Staff at Kentucky Mountain Bible College wanted to offer an interactive virtual option for students this fall.

“As a teacher, you thrive on that feedback that you have in live to see if your students understand and so to have that I can interact with my students virtually here,” said Academic Dean Zane Darland.

They were held back by the lack of money, but then the CARES Act came into play. They applied and received about $32,000 from the money in the act set aside for colleges and universities. Then, they were able to apply for another allocation of money through the governor’s office also through the CARES Act. They received about $45,000 more.

“The combination of the two together allowed us to purchase all the screens, purchase all of the cameras 360-degree cameras are not cheap but they go a long way in creating a real-life experience,” said Lorimer.

Through Zoom, students can stream into the classroom. On their screen, they will see an HD camera giving them video of the teacher and the smartboard. They will also have a video feed from a 360-degree camera.

“They can see the entire scope of the classroom,” said Darland.

Students will be able to see the other students and interact with them. When a student in the classroom talks, the camera will pan to them.

“It picks up really well somebody sitting in the back of the classroom. Those were all issues we were wrestling with how do we get the teacher up front get good audio on them and somebody in the background,” said Lorimer.

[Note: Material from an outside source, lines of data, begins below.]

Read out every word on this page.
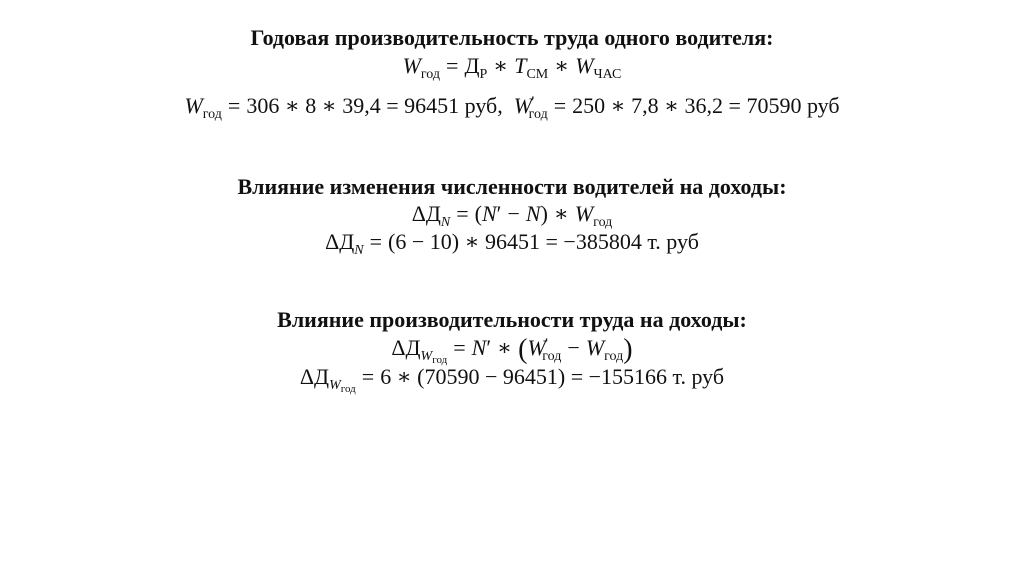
Годовая производительность труда одного водителя:
$W_{год} = Д_Р$ ∗ $T_{СМ}$ ∗ $W_{ЧАС}$
$W_{год} = 306$ ∗ 8 ∗ 39,4 = 96451 руб, $W'_{год} = 250$ ∗ 7,8 ∗ 36,2 = 70590 руб
Влияние изменения численности водителей на доходы:
$\Delta Д_N = (N' - N)$ ∗ $W_{год}$
$\Delta Д_N = (6 - 10)$ ∗ 96451 = −385804 т. руб
Влияние производительности труда на доходы:
$\Delta Д_{W_{год}} = N'$ ∗ $(W'_{год} - W_{год})$
$\Delta Д_{W_{год}} = 6$ ∗ (70590 − 96451) = −155166 т. руб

Students can ask questions through Zoom as well, and the whole classroom can hear them and respond.

“It’s just like you’re being apart of KMBC’s campus while you’re not there so it gives you a different atmosphere,” said student Raliegh Spencer.

On Zoom, students can be given control of the smartboard by the teacher, so they can write on the board from their homes. They can also take over the board to be able to give a presentation.

“This technology is opening a lot of new doors for us in the future which we’re really excited about,” said Darland.

Classes start August 20. Students have the option to live on campus and take in-person classes or they can go fully virtual. They also have the option to start classes virtually and then move to campus later in the semester.